Culture can also be a major restriction socio-economic development through change, production, and institutions. The competitive nature of the business environment requires that all players are flexible to adapt change. However, this is not the case in an environment that has a strong obligation to culture. For example, issues of gender inequality are common in most cultures and discriminate the gender roles. In this regard, some gender is consider a weaker sex or not sufficient to do something. In the event that a change is initiated, the culture will provide the biggest source of obstructing change. Here, people tend to maintain their culture even where the change has the prospect of delivering a positive change.

The variation of culture from one region to the other across the countries is a major source hindering socio-economic development (Barr & Glynn, 2004). For example, some societies prefer a hierarchical structure of governance than others and this is a source of conflict.  Due to this reason, Britain recorded a stunted growth during the 20th century because the culture of its upper social class could not allow technological innovations and acquisition of education (McSweeny, 2002). Another prime example of cultural belief was in the Latin America. Here the population was mainly characterized as promoting “culture of poverty,” but this was not the reality since it was a socio-cultural belief (Barro & Mc Cleary, 2003). These examples demonstrate that the culture of a region can be a hindrance to socio-economic development. Lastly, institutions play an important role as a source of influencing socio-cultural development. Culture is the foundations of the management principles in a particular region or organization, which can be justified, buy the dimension of individualist and collectivism (Greif, 1994). Therefore, the management of institutions is based on the predominant culture and this can be a source of socio-economic and environmental development.
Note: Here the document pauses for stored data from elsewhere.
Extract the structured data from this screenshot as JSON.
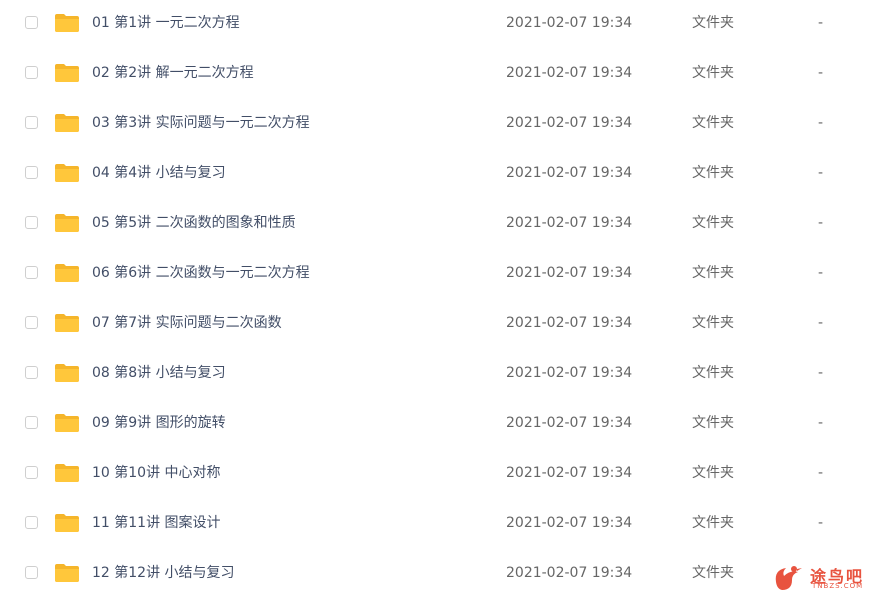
{
  "files": [
    {
      "name": "01 第1讲 一元二次方程",
      "date": "2021-02-07 19:34",
      "type": "文件夹",
      "size": "-",
      "icon": "folder-icon"
    },
    {
      "name": "02 第2讲 解一元二次方程",
      "date": "2021-02-07 19:34",
      "type": "文件夹",
      "size": "-",
      "icon": "folder-icon"
    },
    {
      "name": "03 第3讲 实际问题与一元二次方程",
      "date": "2021-02-07 19:34",
      "type": "文件夹",
      "size": "-",
      "icon": "folder-icon"
    },
    {
      "name": "04 第4讲 小结与复习",
      "date": "2021-02-07 19:34",
      "type": "文件夹",
      "size": "-",
      "icon": "folder-icon"
    },
    {
      "name": "05 第5讲 二次函数的图象和性质",
      "date": "2021-02-07 19:34",
      "type": "文件夹",
      "size": "-",
      "icon": "folder-icon"
    },
    {
      "name": "06 第6讲 二次函数与一元二次方程",
      "date": "2021-02-07 19:34",
      "type": "文件夹",
      "size": "-",
      "icon": "folder-icon"
    },
    {
      "name": "07 第7讲 实际问题与二次函数",
      "date": "2021-02-07 19:34",
      "type": "文件夹",
      "size": "-",
      "icon": "folder-icon"
    },
    {
      "name": "08 第8讲 小结与复习",
      "date": "2021-02-07 19:34",
      "type": "文件夹",
      "size": "-",
      "icon": "folder-icon"
    },
    {
      "name": "09 第9讲 图形的旋转",
      "date": "2021-02-07 19:34",
      "type": "文件夹",
      "size": "-",
      "icon": "folder-icon"
    },
    {
      "name": "10 第10讲 中心对称",
      "date": "2021-02-07 19:34",
      "type": "文件夹",
      "size": "-",
      "icon": "folder-icon"
    },
    {
      "name": "11 第11讲 图案设计",
      "date": "2021-02-07 19:34",
      "type": "文件夹",
      "size": "-",
      "icon": "folder-icon"
    },
    {
      "name": "12 第12讲 小结与复习",
      "date": "2021-02-07 19:34",
      "type": "文件夹",
      "size": "-",
      "icon": "folder-icon"
    }
  ],
  "watermark": {
    "text": "途鸟吧",
    "subtext": "TNBZS.COM",
    "color": "#e8533f"
  },
  "colors": {
    "folder": "#ffc73b",
    "folder_tab": "#f5b52a",
    "name_text": "#424e67",
    "meta_text": "#666666"
  }
}
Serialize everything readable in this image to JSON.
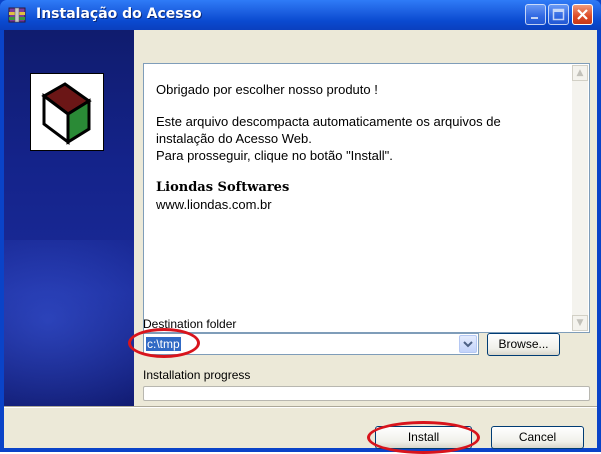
{
  "window": {
    "title": "Instalação do Acesso",
    "title_icon": "winrar-sfx-icon"
  },
  "message": {
    "line1": "Obrigado por escolher nosso produto !",
    "line2": "Este arquivo descompacta automaticamente os arquivos de",
    "line3": "instalação do Acesso Web.",
    "line4": "Para prosseguir, clique no botão \"Install\".",
    "company": "Liondas Softwares",
    "website": "www.liondas.com.br"
  },
  "destination": {
    "label": "Destination folder",
    "value": "c:\\tmp",
    "browse_label": "Browse..."
  },
  "progress": {
    "label": "Installation progress",
    "value": 0
  },
  "buttons": {
    "install": "Install",
    "cancel": "Cancel"
  },
  "colors": {
    "titlebar": "#0a4ad0",
    "annotation": "#d8141c",
    "selection": "#316ac5"
  }
}
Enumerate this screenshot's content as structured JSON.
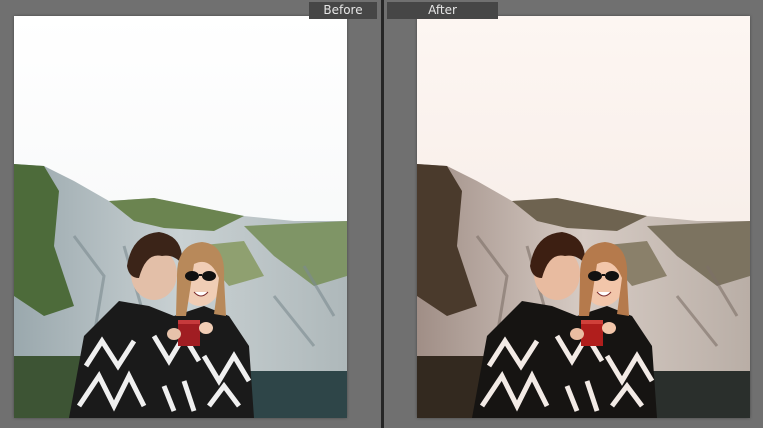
{
  "panes": {
    "before": {
      "label": "Before"
    },
    "after": {
      "label": "After"
    }
  },
  "colors": {
    "background": "#707070",
    "divider": "#262626",
    "label_bg": "#464646",
    "label_text": "#e6e6e6"
  }
}
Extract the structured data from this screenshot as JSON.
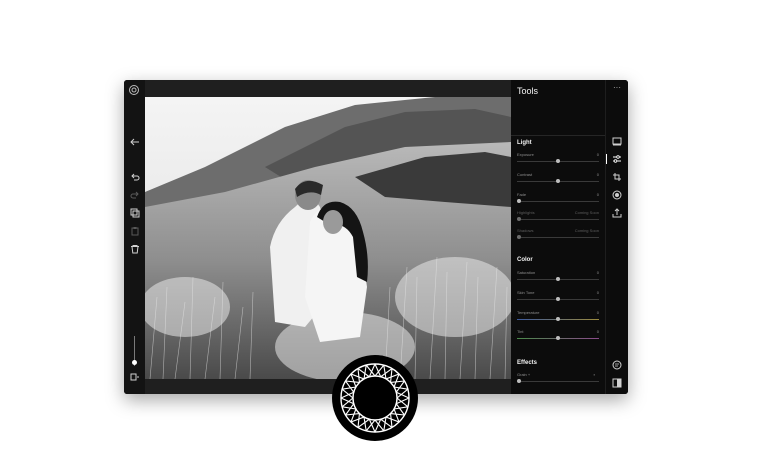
{
  "panel": {
    "title": "Tools",
    "more_icon": "ellipsis-icon",
    "sections": {
      "light": {
        "title": "Light",
        "sliders": [
          {
            "label": "Exposure",
            "value": "0",
            "position": 0.5
          },
          {
            "label": "Contrast",
            "value": "0",
            "position": 0.5
          },
          {
            "label": "Fade",
            "value": "0",
            "position": 0.0
          },
          {
            "label": "Highlights",
            "value": "Coming Soon",
            "position": 0.0
          },
          {
            "label": "Shadows",
            "value": "Coming Soon",
            "position": 0.0
          }
        ]
      },
      "color": {
        "title": "Color",
        "sliders": [
          {
            "label": "Saturation",
            "value": "0",
            "position": 0.5
          },
          {
            "label": "Skin Tone",
            "value": "0",
            "position": 0.5
          },
          {
            "label": "Temperature",
            "value": "0",
            "position": 0.5
          },
          {
            "label": "Tint",
            "value": "0",
            "position": 0.5
          }
        ]
      },
      "effects": {
        "title": "Effects",
        "sliders": [
          {
            "label": "Grain +",
            "value": "",
            "position": 0.0
          }
        ]
      }
    }
  },
  "left_rail": {
    "icons": [
      "settings-icon",
      "back-arrow-icon",
      "undo-icon",
      "redo-icon",
      "copy-icon",
      "paste-icon",
      "delete-icon",
      "compare-icon"
    ],
    "zoom_level": 0.3
  },
  "right_rail": {
    "icons": [
      "preview-icon",
      "adjust-icon",
      "crop-icon",
      "presets-icon",
      "export-icon",
      "history-icon",
      "split-view-icon"
    ]
  },
  "colors": {
    "window_bg": "#1a1a1a",
    "panel_bg": "#0c0c0c",
    "accent": "#ffffff"
  }
}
Culture is the determining factor in which people in a particular region or organization live. Through their activities, people interact and develop processes that greatly affect socio-economic and environmental development. The variation of culture from one place to the other is a major factor that hinders economic development. The dimensions of culture present an analysis of how a particular region can be assessed based on its culture (Triandis, 2004). Cultural differences affect socio-economic and environmental development in various ways.  Firstly, the cultural difference factors are passed from one generation to the other through parents. Here, the information about the way of life presented by the parents becomes a norm that is strictly followed by to the latter. This is likely to influence socio-economic development in both positive and negative ways. For example, if a culture is consistent with the socio development issues then it is likely to be promoted. On the other hand, in a situation where the culture is an impediment, the economy is stunted. For this reason, some economies like Japan have stunted for some time before they advance, whilst others have experienced rapid growth due to the support of culture. Secondly, organizations have an important responsibility in establishing the culture of a particular country or market. These institutions are mandated to articulate socio-economic and environmental development plans. As such, they culture is a major influence. Cultural dimensions are another aspect of culture that influences socio-economic and environmental development. According to Hofetede & Micheal (2010), cultural dimensions can be classified into four categories as “individualism-collectivism, uncertainty avoidance, power distance, and masculinity-femininity” (21).However, individualist and collectivism is the cultural dimension that greatly affects socio-economic development because it determines how individual are able to accept change.  Similarly, skills, transformative power, self-determination, and esteem are the main sources of culture that can promote socio-economic development. On the other hand, change, production, and institutions provide the mechanisms through which culture can negatively affect realization of socio-economic and environmental development.